This note provides an update on the African Continental Free Trade Agreement (AfCFTA) and reflects on the interest it has sparked on the European Union (EU) side, specifically in a ‘Continent to Continent’ agreement – a matter that has recently been raised by the new President of the European Commission, as well as her predecessor.

Political support for African trade and economic integration under the AfCFTA is at levels which we have not seen for at least two decades. Nevertheless, it remains questionable whether a partnership will be concluded within the institutional framework created under the AfCFTA and what the nature and scope of such a relationship would be.

The AfCFTA does not establish a supra-national continental legal entity capable of concluding binding obligations on behalf of its Members. The AfCFTA is a typical member-driven trade arrangement and the issue of sovereignty still remains a key focus. The implication is that effective implementation of agreements, and consequences for non-compliance remain key challenges. Thus, governance issues may be the weak link in the present thinking about an intercontinental partnership.

Although it has been said that the AfCFTA State Parties are pooling their sovereignty, there is no reference to such a notion in the text of the AfCFTA Agreement. It contains standard obligations to liberalize trade amongst the State Parties as agreed and it excludes sensitive goods.

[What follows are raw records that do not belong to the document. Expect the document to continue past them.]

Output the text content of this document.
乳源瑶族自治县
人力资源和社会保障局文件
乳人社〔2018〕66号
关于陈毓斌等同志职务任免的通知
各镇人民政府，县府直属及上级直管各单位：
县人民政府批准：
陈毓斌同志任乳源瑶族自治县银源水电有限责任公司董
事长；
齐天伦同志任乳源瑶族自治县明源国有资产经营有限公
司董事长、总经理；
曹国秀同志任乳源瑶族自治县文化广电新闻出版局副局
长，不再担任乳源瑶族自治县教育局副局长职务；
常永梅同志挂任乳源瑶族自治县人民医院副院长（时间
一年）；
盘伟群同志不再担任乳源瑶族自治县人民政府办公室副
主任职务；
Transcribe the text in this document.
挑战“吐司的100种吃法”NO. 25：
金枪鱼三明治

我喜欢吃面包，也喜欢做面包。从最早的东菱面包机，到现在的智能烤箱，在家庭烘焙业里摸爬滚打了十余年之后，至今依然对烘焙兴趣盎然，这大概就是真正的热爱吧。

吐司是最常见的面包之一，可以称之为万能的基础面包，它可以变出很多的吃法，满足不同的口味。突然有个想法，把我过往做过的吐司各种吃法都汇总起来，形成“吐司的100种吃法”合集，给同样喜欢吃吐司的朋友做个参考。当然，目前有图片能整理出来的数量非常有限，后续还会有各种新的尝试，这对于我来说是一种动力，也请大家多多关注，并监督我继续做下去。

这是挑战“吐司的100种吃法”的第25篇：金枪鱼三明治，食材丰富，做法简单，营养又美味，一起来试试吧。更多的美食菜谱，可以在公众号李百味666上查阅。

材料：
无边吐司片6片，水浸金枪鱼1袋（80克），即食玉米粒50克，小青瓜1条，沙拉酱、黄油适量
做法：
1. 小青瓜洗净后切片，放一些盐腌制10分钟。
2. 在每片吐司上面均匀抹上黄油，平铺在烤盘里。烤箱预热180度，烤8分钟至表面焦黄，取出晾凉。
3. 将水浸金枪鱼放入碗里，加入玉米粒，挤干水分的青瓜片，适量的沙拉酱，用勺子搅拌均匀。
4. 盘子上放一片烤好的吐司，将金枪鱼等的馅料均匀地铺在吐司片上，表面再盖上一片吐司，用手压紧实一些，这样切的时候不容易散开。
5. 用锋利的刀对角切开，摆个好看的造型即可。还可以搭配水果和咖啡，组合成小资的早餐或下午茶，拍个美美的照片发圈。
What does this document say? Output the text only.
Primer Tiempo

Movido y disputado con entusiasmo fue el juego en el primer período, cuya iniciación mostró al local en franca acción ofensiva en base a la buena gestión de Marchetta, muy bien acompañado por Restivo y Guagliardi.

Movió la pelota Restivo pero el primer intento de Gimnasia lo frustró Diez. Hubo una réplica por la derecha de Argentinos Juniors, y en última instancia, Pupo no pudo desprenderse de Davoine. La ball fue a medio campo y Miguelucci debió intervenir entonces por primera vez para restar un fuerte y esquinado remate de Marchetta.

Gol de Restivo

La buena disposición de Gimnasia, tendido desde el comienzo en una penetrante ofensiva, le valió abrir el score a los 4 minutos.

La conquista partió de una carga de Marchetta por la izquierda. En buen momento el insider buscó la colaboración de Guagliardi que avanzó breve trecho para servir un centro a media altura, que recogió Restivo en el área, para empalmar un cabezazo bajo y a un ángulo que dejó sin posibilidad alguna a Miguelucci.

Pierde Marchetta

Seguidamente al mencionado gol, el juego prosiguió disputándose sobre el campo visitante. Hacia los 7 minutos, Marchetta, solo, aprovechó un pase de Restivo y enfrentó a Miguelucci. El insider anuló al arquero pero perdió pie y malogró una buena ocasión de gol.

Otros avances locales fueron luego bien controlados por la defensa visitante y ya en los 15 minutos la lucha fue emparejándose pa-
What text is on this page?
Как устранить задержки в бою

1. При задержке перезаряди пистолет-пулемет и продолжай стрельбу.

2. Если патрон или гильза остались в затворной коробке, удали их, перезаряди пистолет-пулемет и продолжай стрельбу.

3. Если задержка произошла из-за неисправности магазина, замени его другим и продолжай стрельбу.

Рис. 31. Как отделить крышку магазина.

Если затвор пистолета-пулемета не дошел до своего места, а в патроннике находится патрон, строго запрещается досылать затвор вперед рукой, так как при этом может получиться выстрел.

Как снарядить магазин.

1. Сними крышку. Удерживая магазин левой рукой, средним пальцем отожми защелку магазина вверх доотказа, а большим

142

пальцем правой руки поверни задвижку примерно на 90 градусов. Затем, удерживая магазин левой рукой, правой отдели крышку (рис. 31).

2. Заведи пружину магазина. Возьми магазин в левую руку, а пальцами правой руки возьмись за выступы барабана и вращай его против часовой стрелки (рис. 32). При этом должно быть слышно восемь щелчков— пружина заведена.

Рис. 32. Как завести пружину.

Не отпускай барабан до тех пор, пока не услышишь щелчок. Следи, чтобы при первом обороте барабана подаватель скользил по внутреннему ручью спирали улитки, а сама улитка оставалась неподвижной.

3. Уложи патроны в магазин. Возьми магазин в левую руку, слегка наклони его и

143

Institutionally, the AfCFTA is a compromise between a modern Free Trade Agreement (FTA) for trade in goods and services, and an ambitious African Union (AU) flagship project. In an FTA the State Parties may conclude new trade deals and retain national policy space over their trade relations. They are free to develop and implement tariff related policies and measures, in accordance with national choices. Although a continental customs union, where State Parties would articulate a common policy over trade in good and negotiate and conclude trade in goods agreements, en bloc, is envisaged, it will not be achieved in the near future. It should also be noted that the AfCFTA Agreement expressly provides for the continuation of the Regional Economic Communities (RECs). This means that overlapping membership of regional integration arrangements will continue.

The institutional structure is as follows:

  • The Assembly of the AU is the highest decision-making organ of the AfCFTA and will, on the basis of consensus, provide oversight and strategic guidance. It consists of all AU Members and meets at pre-determined occasions. However, it will not formulate or execute AfCFTA policies.
  • The Council of Ministers consists of Trade Ministers of the State Parties and will formally be responsible for the implementation and enforcement of the AfCFTA Agreement. However, it is a high-level political platform where Ministers representing the State Parties, will meet from time to time.
  • The Committee of Senior Trade Officials consists of the Permanent or Principal Secretaries of State Parties and may turn out to be responsible for most of the measures implementing Council decisions. It will also direct the AfCFTA Secretariat to undertake assignments, promote harmonisation of appropriate policies, consider reports and can take appropriate actions and establish committees.8
  • The Secretariat will be a unique institution but is not endowed with inherent powers or a mandate to secure compliance with obligations accepted by the State Parties. The Secretariat will provide administrative support and work together with several ad hoc technical committees and the Regional Economic Communities.

One of the important features of the AfCFTA is that it is based on a Framework Agreement. This means it will be implemented and be expanded over time as determined by the State Parties. Tariff phase-down commitments, rules of origin and services commitments are still being negotiated. Only when all tariff schedules, the rules of origin and services commitments are known, will it be possible to assess the extent and pace of trade liberalization under the AfCFTA regime.

The AfCFTA is a very important step for African integration, and it does hold potential benefits for global trade partners including the EU. The most important benefits for both Africa and its partners may well come from the non-tariff agenda. Improvements in customs and border management and broader trade facilitation will have a non-discriminatory effect – improving the trade environment and lowering the cost of doing business, irrespective of the trade partner. These are areas where cooperation with the EU and other partners can contribute to promote efficiency, transparency and accountability.